If you tend to feel a bit gloomy during the winter months, you are far from alone. Feeling gloomy, tired or unproductive from the holidays until spring is common. Nearly 15 percent of adults in the U.S. experience the winter blues, with another six percent suffering from a more serious condition known as seasonal affective disorder (SAD).
Common signs of both conditions include lack of interest in usual activities, withdrawal from relationships, decreased energy, increased appetite, and reduced productivity. However, those experiencing winter blues will exhibit milder symptoms versus those with SAD.
It can be a tough time of year for many people. From returning back to reality after a long-anticipated break and post-holiday financial stress to difficulty maintaining a New Year’s resolution and adjusting to cold, dark weather (especially if you live in northern climates), it is easy to fall into a funk.
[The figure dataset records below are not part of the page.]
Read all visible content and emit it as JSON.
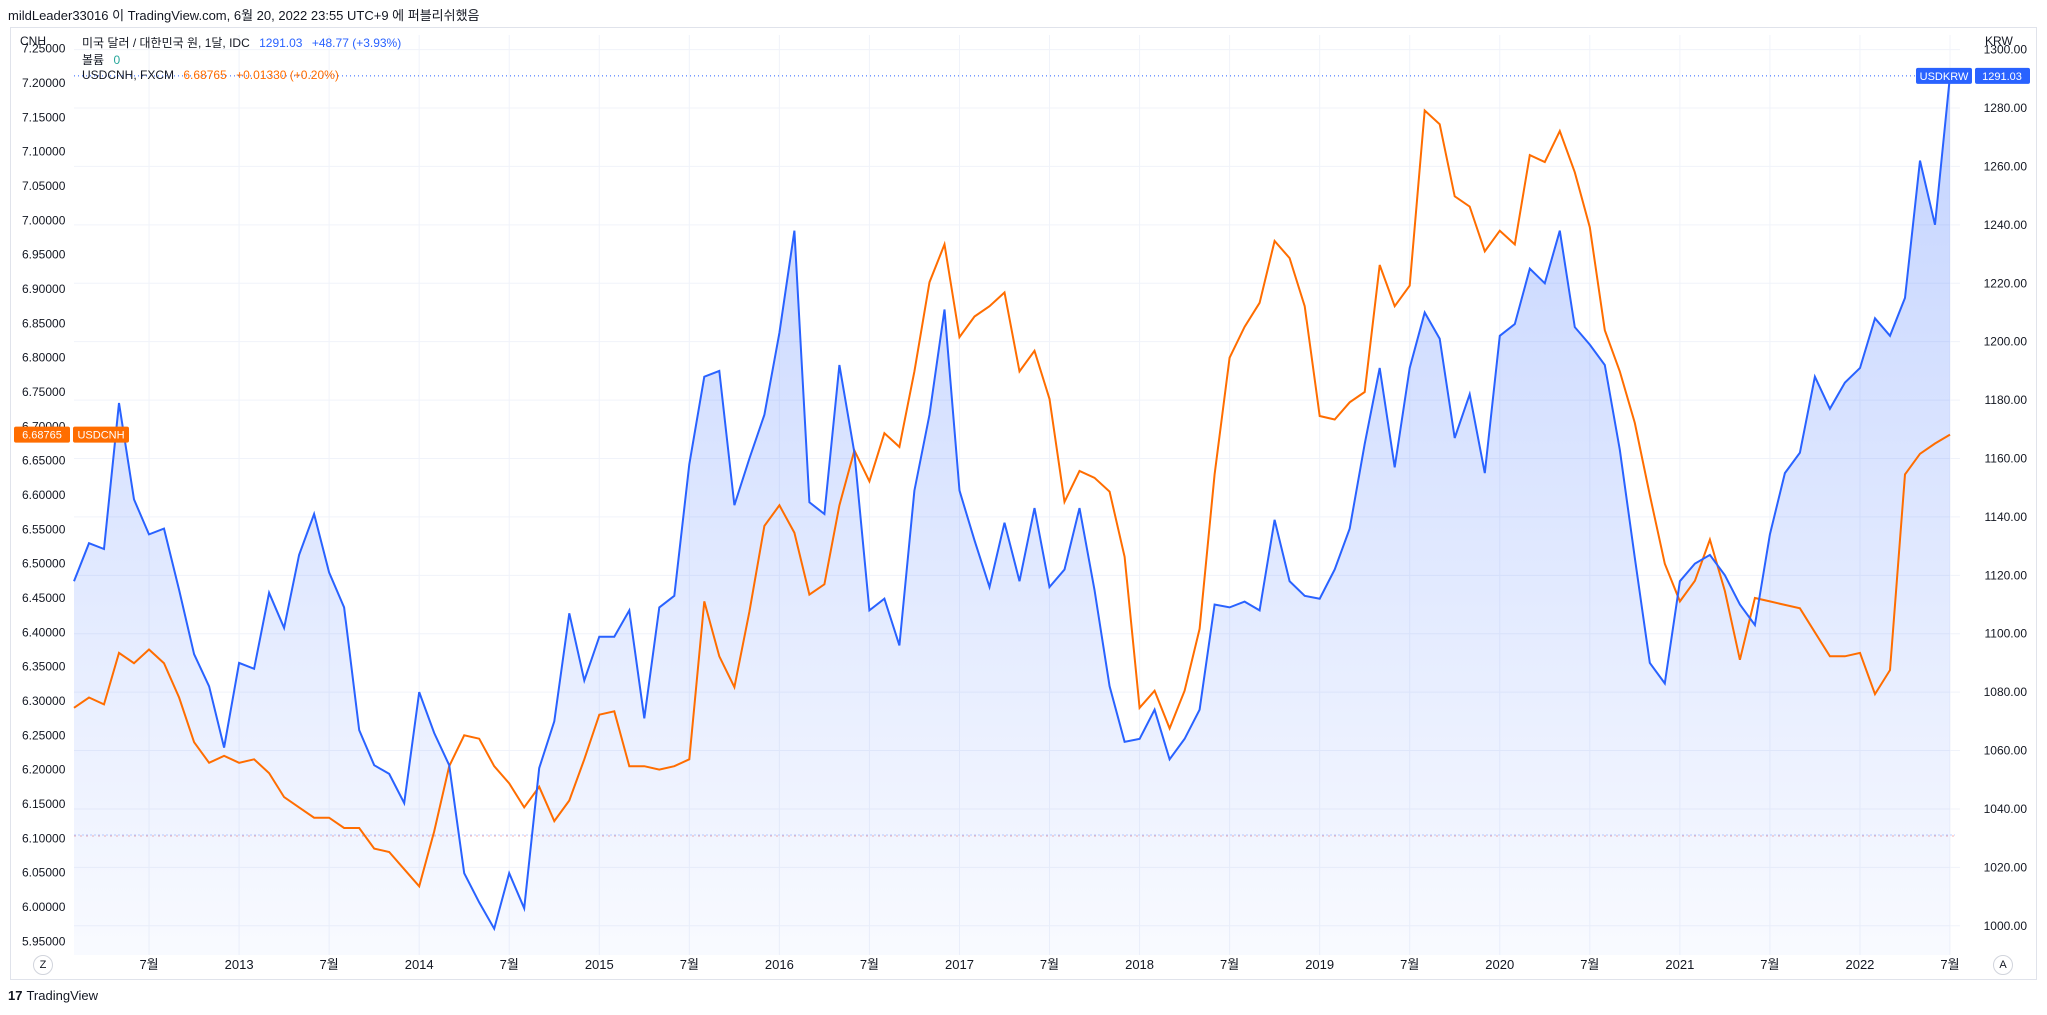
{
  "header": {
    "text": "mildLeader33016 이 TradingView.com, 6월 20, 2022 23:55 UTC+9 에 퍼블리쉬했음"
  },
  "legend": {
    "main": {
      "title": "미국 달러 / 대한민국 원, 1달, IDC",
      "price": "1291.03",
      "change": "+48.77 (+3.93%)"
    },
    "volume": {
      "label": "볼륨",
      "value": "0"
    },
    "overlay": {
      "title": "USDCNH, FXCM",
      "price": "6.68765",
      "change": "+0.01330 (+0.20%)"
    }
  },
  "axes": {
    "left_unit": "CNH",
    "right_unit": "KRW",
    "left_ticks": [
      "7.25000",
      "7.20000",
      "7.15000",
      "7.10000",
      "7.05000",
      "7.00000",
      "6.95000",
      "6.90000",
      "6.85000",
      "6.80000",
      "6.75000",
      "6.70000",
      "6.65000",
      "6.60000",
      "6.55000",
      "6.50000",
      "6.45000",
      "6.40000",
      "6.35000",
      "6.30000",
      "6.25000",
      "6.20000",
      "6.15000",
      "6.10000",
      "6.05000",
      "6.00000",
      "5.95000"
    ],
    "right_ticks": [
      "1300.00",
      "1280.00",
      "1260.00",
      "1240.00",
      "1220.00",
      "1200.00",
      "1180.00",
      "1160.00",
      "1140.00",
      "1120.00",
      "1100.00",
      "1080.00",
      "1060.00",
      "1040.00",
      "1020.00",
      "1000.00"
    ],
    "time_labels": [
      "7월",
      "2013",
      "7월",
      "2014",
      "7월",
      "2015",
      "7월",
      "2016",
      "7월",
      "2017",
      "7월",
      "2018",
      "7월",
      "2019",
      "7월",
      "2020",
      "7월",
      "2021",
      "7월",
      "2022",
      "7월"
    ]
  },
  "badges": {
    "krw_name": "USDKRW",
    "krw_value": "1291.03",
    "cnh_name": "USDCNH",
    "cnh_value": "6.68765"
  },
  "buttons": {
    "zoom_left": "Z",
    "auto": "A"
  },
  "footer": {
    "brand": "TradingView",
    "logo": "17"
  },
  "colors": {
    "krw": "#2962ff",
    "cnh": "#ff6d00",
    "grid": "#f0f3fa"
  },
  "chart_data": {
    "type": "area",
    "x_start": "2012-02",
    "interval": "1 month",
    "x_end": "2022-06",
    "right_ylim": [
      990,
      1305
    ],
    "left_ylim": [
      5.93,
      7.27
    ],
    "series": [
      {
        "name": "USDKRW",
        "axis": "right",
        "type": "area",
        "values": [
          1118,
          1131,
          1129,
          1179,
          1146,
          1134,
          1136,
          1115,
          1093,
          1082,
          1061,
          1090,
          1088,
          1114,
          1102,
          1127,
          1141,
          1121,
          1109,
          1067,
          1055,
          1052,
          1042,
          1080,
          1066,
          1055,
          1018,
          1008,
          999,
          1018,
          1006,
          1054,
          1070,
          1107,
          1084,
          1099,
          1099,
          1108,
          1071,
          1109,
          1113,
          1158,
          1188,
          1190,
          1144,
          1160,
          1175,
          1203,
          1238,
          1145,
          1141,
          1192,
          1162,
          1108,
          1112,
          1096,
          1149,
          1175,
          1211,
          1149,
          1132,
          1116,
          1138,
          1118,
          1143,
          1116,
          1122,
          1143,
          1115,
          1082,
          1063,
          1064,
          1074,
          1057,
          1064,
          1074,
          1110,
          1109,
          1111,
          1108,
          1139,
          1118,
          1113,
          1112,
          1122,
          1136,
          1165,
          1191,
          1157,
          1191,
          1210,
          1201,
          1167,
          1182,
          1155,
          1202,
          1206,
          1225,
          1220,
          1238,
          1205,
          1199,
          1192,
          1163,
          1126,
          1090,
          1083,
          1118,
          1124,
          1127,
          1120,
          1110,
          1103,
          1134,
          1155,
          1162,
          1188,
          1177,
          1186,
          1191,
          1208,
          1202,
          1215,
          1262,
          1240,
          1291
        ]
      },
      {
        "name": "USDCNH",
        "axis": "left",
        "type": "line",
        "values": [
          6.29,
          6.305,
          6.295,
          6.37,
          6.355,
          6.375,
          6.355,
          6.305,
          6.24,
          6.21,
          6.22,
          6.21,
          6.215,
          6.195,
          6.16,
          6.145,
          6.13,
          6.13,
          6.115,
          6.115,
          6.085,
          6.08,
          6.055,
          6.03,
          6.11,
          6.205,
          6.25,
          6.245,
          6.205,
          6.18,
          6.145,
          6.175,
          6.125,
          6.155,
          6.215,
          6.28,
          6.285,
          6.205,
          6.205,
          6.2,
          6.205,
          6.215,
          6.445,
          6.365,
          6.32,
          6.43,
          6.555,
          6.585,
          6.545,
          6.455,
          6.47,
          6.585,
          6.665,
          6.62,
          6.69,
          6.67,
          6.78,
          6.91,
          6.965,
          6.83,
          6.86,
          6.875,
          6.895,
          6.78,
          6.81,
          6.74,
          6.59,
          6.635,
          6.625,
          6.605,
          6.51,
          6.29,
          6.315,
          6.26,
          6.315,
          6.405,
          6.63,
          6.8,
          6.845,
          6.88,
          6.97,
          6.945,
          6.875,
          6.715,
          6.71,
          6.735,
          6.75,
          6.935,
          6.875,
          6.905,
          7.16,
          7.14,
          7.035,
          7.02,
          6.955,
          6.985,
          6.965,
          7.095,
          7.085,
          7.13,
          7.07,
          6.99,
          6.84,
          6.78,
          6.705,
          6.6,
          6.5,
          6.445,
          6.475,
          6.535,
          6.46,
          6.36,
          6.45,
          6.445,
          6.44,
          6.435,
          6.4,
          6.365,
          6.365,
          6.37,
          6.31,
          6.345,
          6.63,
          6.66,
          6.675,
          6.688
        ]
      }
    ]
  }
}
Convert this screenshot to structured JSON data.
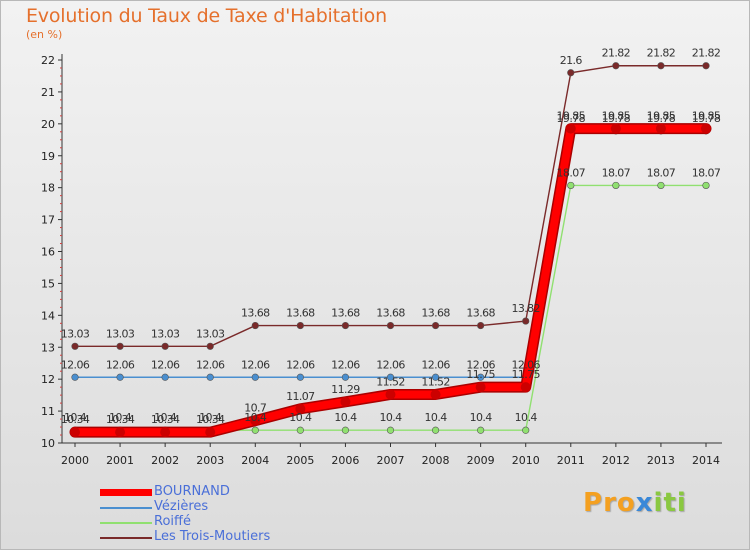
{
  "chart_data": {
    "type": "line",
    "title": "Evolution du Taux de Taxe d'Habitation",
    "subtitle": "(en %)",
    "x": [
      "2000",
      "2001",
      "2002",
      "2003",
      "2004",
      "2005",
      "2006",
      "2007",
      "2008",
      "2009",
      "2010",
      "2011",
      "2012",
      "2013",
      "2014"
    ],
    "y_ticks": [
      "10",
      "11",
      "12",
      "13",
      "14",
      "15",
      "16",
      "17",
      "18",
      "19",
      "20",
      "21",
      "22"
    ],
    "ylim": [
      10,
      22
    ],
    "grid": false,
    "legend_position": "bottom-left",
    "series": [
      {
        "name": "BOURNAND",
        "color": "#ff0000",
        "values": [
          10.34,
          10.34,
          10.34,
          10.34,
          10.7,
          11.07,
          11.29,
          11.52,
          11.52,
          11.75,
          11.75,
          19.85,
          19.85,
          19.85,
          19.85
        ],
        "labels": [
          "10.34",
          "10.34",
          "10.34",
          "10.34",
          "10.7",
          "11.07",
          "11.29",
          "11.52",
          "11.52",
          "11.75",
          "11.75",
          "19.85",
          "19.85",
          "19.85",
          "19.85"
        ]
      },
      {
        "name": "Vézières",
        "color": "#4a8fd0",
        "values": [
          12.06,
          12.06,
          12.06,
          12.06,
          12.06,
          12.06,
          12.06,
          12.06,
          12.06,
          12.06,
          12.06,
          19.78,
          19.78,
          19.78,
          19.78
        ],
        "labels": [
          "12.06",
          "12.06",
          "12.06",
          "12.06",
          "12.06",
          "12.06",
          "12.06",
          "12.06",
          "12.06",
          "12.06",
          "12.06",
          "19.78",
          "19.78",
          "19.78",
          "19.78"
        ]
      },
      {
        "name": "Roiffé",
        "color": "#90e070",
        "values": [
          10.4,
          10.4,
          10.4,
          10.4,
          10.4,
          10.4,
          10.4,
          10.4,
          10.4,
          10.4,
          10.4,
          18.07,
          18.07,
          18.07,
          18.07
        ],
        "labels": [
          "10.4",
          "10.4",
          "10.4",
          "10.4",
          "10.4",
          "10.4",
          "10.4",
          "10.4",
          "10.4",
          "10.4",
          "10.4",
          "18.07",
          "18.07",
          "18.07",
          "18.07"
        ]
      },
      {
        "name": "Les Trois-Moutiers",
        "color": "#7a2a2a",
        "values": [
          13.03,
          13.03,
          13.03,
          13.03,
          13.68,
          13.68,
          13.68,
          13.68,
          13.68,
          13.68,
          13.82,
          21.6,
          21.82,
          21.82,
          21.82
        ],
        "labels": [
          "13.03",
          "13.03",
          "13.03",
          "13.03",
          "13.68",
          "13.68",
          "13.68",
          "13.68",
          "13.68",
          "13.68",
          "13.82",
          "21.6",
          "21.82",
          "21.82",
          "21.82"
        ]
      }
    ]
  },
  "brand": {
    "letters": [
      "P",
      "r",
      "o",
      "x",
      "i",
      "t",
      "i"
    ],
    "colors": [
      "#f4a020",
      "#f4a020",
      "#f4a020",
      "#3a88d8",
      "#8ac840",
      "#8ac840",
      "#8ac840"
    ]
  }
}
However, if you think you may be experiencing more than the winter blues, like SAD, do not dismiss your symptoms. Call your doctor to help determine if you’re experiencing the winter blues or SAD and what’s the best remedy. You may need a blood test to check your vitamin D levels (which can drop due to lack of sunlight), as well as a full blood count and other diagnostic tests to rule out other causes of these symptoms.
While these conditions affect many people, there are things you can do to help relieve some of the symptoms of seasonal depression until warm weather returns:
- Let the sun shine in. Exposure to natural light can help boost serotonin hormone production and lift your mood, help regulate your circadian rhythm (body clock) for better sleeping and waking, and alter your melatonin, the hormone also associated with sleep. If you’re experiencing SAD, your provider may recommend light therapy—exposure to sessions of bright light via a special light box, potentially causing a shift in mood-lifting brain chemicals.
- Get up and move! Experts often refer to exercise as nature’s antidepressant because it can increase serotonin as well as endorphins, the feel-good hormones. Moderate exercise of at least 30 minutes most days of the week may provide the biggest mood boost. Try hiking, skiing, show shoeing, sledding with the kids or trying a new class at the gym.
- Load up on wholesome foods. Studies show that people who eat the most fruits and vegetables were less likely to experience depression and other related conditions. Further, the winter blues can send many people straight for comforting foods that may not be the best for us. By making an effort to incorporate more produce into your diet, you can help counteract both the symptoms of these conditions and help avoid potential weight gain that can result.
- Make a plan to stay connected. One reason many people feel down this time of year is that they may not have much to look forward to now that the holidays are over. Plan a trip or a get-together with friends, or even try a volunteer opportunity. Having something on your calendar that you are excited about can help relieve some of the gloominess you may be experiencing.
- Utilize your EAP. Many employers offer access to an Employee Assistance Program (EAP) at no cost. An EAP counselor can help you tackle some lingering issues following the holidays and establish a plan to help you get back on track. For example, if the stress of getting back into a routine is overwhelming, the work/life component of many EAPs can provide assistance finding childcare, eldercare and more. Plus, professional counselors can provide short-term assistance which may be just what is needed to help address the post-holiday blues, establish new and realistic goals and start the New Year on a good note. If you think you may be experiencing something more serious, such as the signs of SAD or depression, an EAP counselor can help by discussing concerns and directing you to qualified long-term help as needed.
- Stick to a schedule. Go to sleep and wake up at the same time every day to help normalize your circadian rhythms. And eat three meals a day, around the same time every day.
- Consider other mood-lifting options. If these self-care efforts are not giving you any relief, ask your practitioner about Cognitive Behavior Therapy, found to be beneficial for all types of depression, which may include SAD.
Remember, the winter blues are common, but if self-care measures don’t seem to help lift your mood, or if you have ongoing sadness, talk to your healthcare provider.
If you have thoughts of suicide, call the National Suicide Prevention Lifeline 24/7 at 1-800-273-8255 for confidential crisis support.